PONCE:We want everything clean. We want to hold our heads up, we don’t want people to say we were involved in anything shady.

Paying bribes she says, would also reinforce a negative view of her country.

PONCE:We want foreign investors to know that we’re operating honestly.

Because Vicki has plans. Retroworks Mexico is still tiny, only 10 employees. But she wants to bring many more jobs here.

PONCE:We want to make it grow big, so there’s a job here for anyone who wants to work. So we can all live, maybe not in luxury, but with dignity.

In the meantime, with no electricity, they press on with hand tools– screwdrivers, pliers, wrenches and wire-cutters.

PONCE: If we had an air gun! Our hands wouldn’t be cramping up.

This isn’t one of those overseas electronics chops shops you may have heard about. People using blowtorches to melt down metals. Vicki and the others run this place themselves. So they’re safety-conscious. They only take apart and sort, protected by gloves and mostly not wearing their goggles because they’re all over 40.

PONCE:We need our glasses to see the screws! We only put on goggles when we break glass.

Vicki says this long fight to get Retroworks started has made her less timid. And less tolerant of the old way of doing business in Mexico. Like on her fourth trip to a government office for a customs permit, when they told her she’d have to come back a fifth time.

PONCE:I said we’re not leaving here until you sign that paper. I said do these look like pretty hands with painted fingernails? No, you see the hands of a working woman. And people in our town need that paper so they can keep working.

Local people call them “las chicas bravas” — the tough girls. One person who’s seen them get tougher is Marco Antonio Armendariz, a legal advocate. On a visit to his office Vicki and he reminisce about when the chicas first called him for help.

MARCO ANTONIO ARMENDARIZ: They were terrified… They didn’t know their rights.

The mayor of Fronteras was threatening to evict them, saying the building wasn’t really theirs.

ARMENDARIZ: They didn’t know the mayor didn’t have the authority to kick them out.

And then he turns to Vicki with a bombshell.

ARMENDARIZ:Someone called and offered me $20,000 to tell you that you had no case, that you had to vacate the building and stop pushing.

He speculates the chicas may have fouled up someone’s plans to use the building for something illegal, like stashing drugs..

ARMENDARIZ:Maybe they’ll be the first business to ever get set started in Mexico without paying a single bribe.

When she’s not at work, Vicki is most often at her woodstove, cooking.

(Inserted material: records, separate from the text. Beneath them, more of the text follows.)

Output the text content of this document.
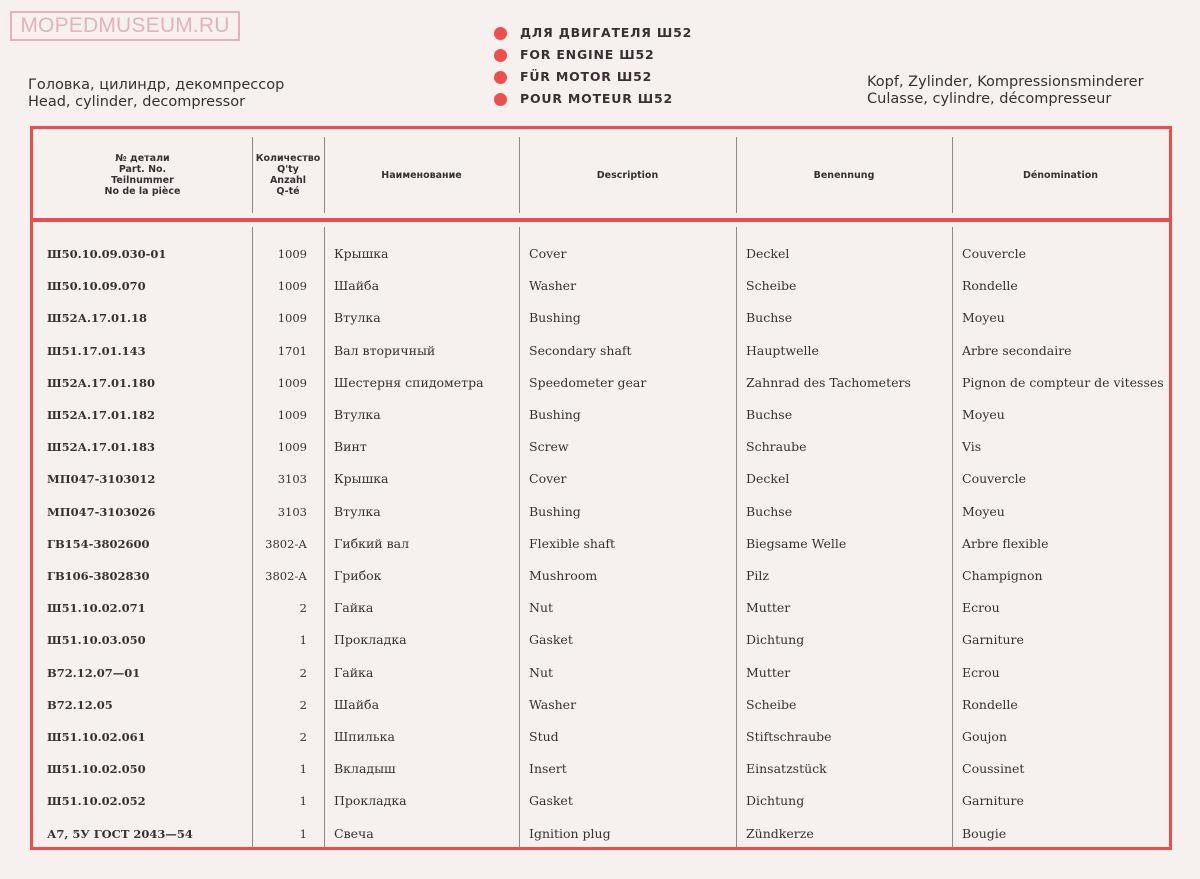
MOPEDMUSEUM.RU
Головка, цилиндр, декомпрессор
Head, cylinder, decompressor
ДЛЯ ДВИГАТЕЛЯ Ш52
FOR ENGINE Ш52
FÜR MOTOR Ш52
POUR MOTEUR Ш52
Kopf, Zylinder, Kompressionsminderer
Culasse, cylindre, décompresseur
№ детали
Part. No.
Teilnummer
No de la pièce
Количество
Q'ty
Anzahl
Q-té
Наименование	Description	Benennung	Dénomination
Ш50.10.09.030-01	1009 Крышка	Cover	Deckel	Couvercle
Ш50.10.09.070	1009 Шайба	Washer	Scheibe	Rondelle
Ш52А.17.01.18	1009 Втулка	Bushing	Buchse	Moyeu
Ш51.17.01.143	1701 Вал вторичный	Secondary shaft	Hauptwelle	Arbre secondaire
Ш52А.17.01.180	1009 Шестерня спидометра	Speedometer gear	Zahnrad des Tachometers	Pignon de compteur de vitesses
Ш52А.17.01.182	1009 Втулка	Bushing	Buchse	Moyeu
Ш52А.17.01.183	1009 Винт	Screw	Schraube	Vis
МП047-3103012	3103 Крышка	Cover	Deckel	Couvercle
МП047-3103026	3103 Втулка	Bushing	Buchse	Moyeu
ГВ154-3802600	3802-А Гибкий вал	Flexible shaft	Biegsame Welle	Arbre flexible
ГВ106-3802830	3802-А Грибок	Mushroom	Pilz	Champignon
Ш51.10.02.071	2 Гайка	Nut	Mutter	Ecrou
Ш51.10.03.050	1 Прокладка	Gasket	Dichtung	Garniture
В72.12.07—01	2 Гайка	Nut	Mutter	Ecrou
В72.12.05	2 Шайба	Washer	Scheibe	Rondelle
Ш51.10.02.061	2 Шпилька	Stud	Stiftschraube	Goujon
Ш51.10.02.050	1 Вкладыш	Insert	Einsatzstück	Coussinet
Ш51.10.02.052	1 Прокладка	Gasket	Dichtung	Garniture
А7, 5У ГОСТ 2043—54	1 Свеча	Ignition plug	Zündkerze	Bougie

It’s the hearth of the two-bedroom home she shares with her husband Antonio.

Vicki and Antonio have two grown daughters in Arizona. The girls used to send money home. But now their daughters have both lost their jobs, so Antonio says the parents are helping out their kids in the United States.

ANTONIO: The roles are reversed now. Instead of money coming from there to here, it’s flowing from here to there. Laughs.

The small recycling enterprise is so successful that Vicki says one daughter keeps asking when she can return to Fronteras and get a job there.

PONCE:She says, Mami, hurry up with the plant, I want to come home and work there.

Nothing, Vicki says, would please her more.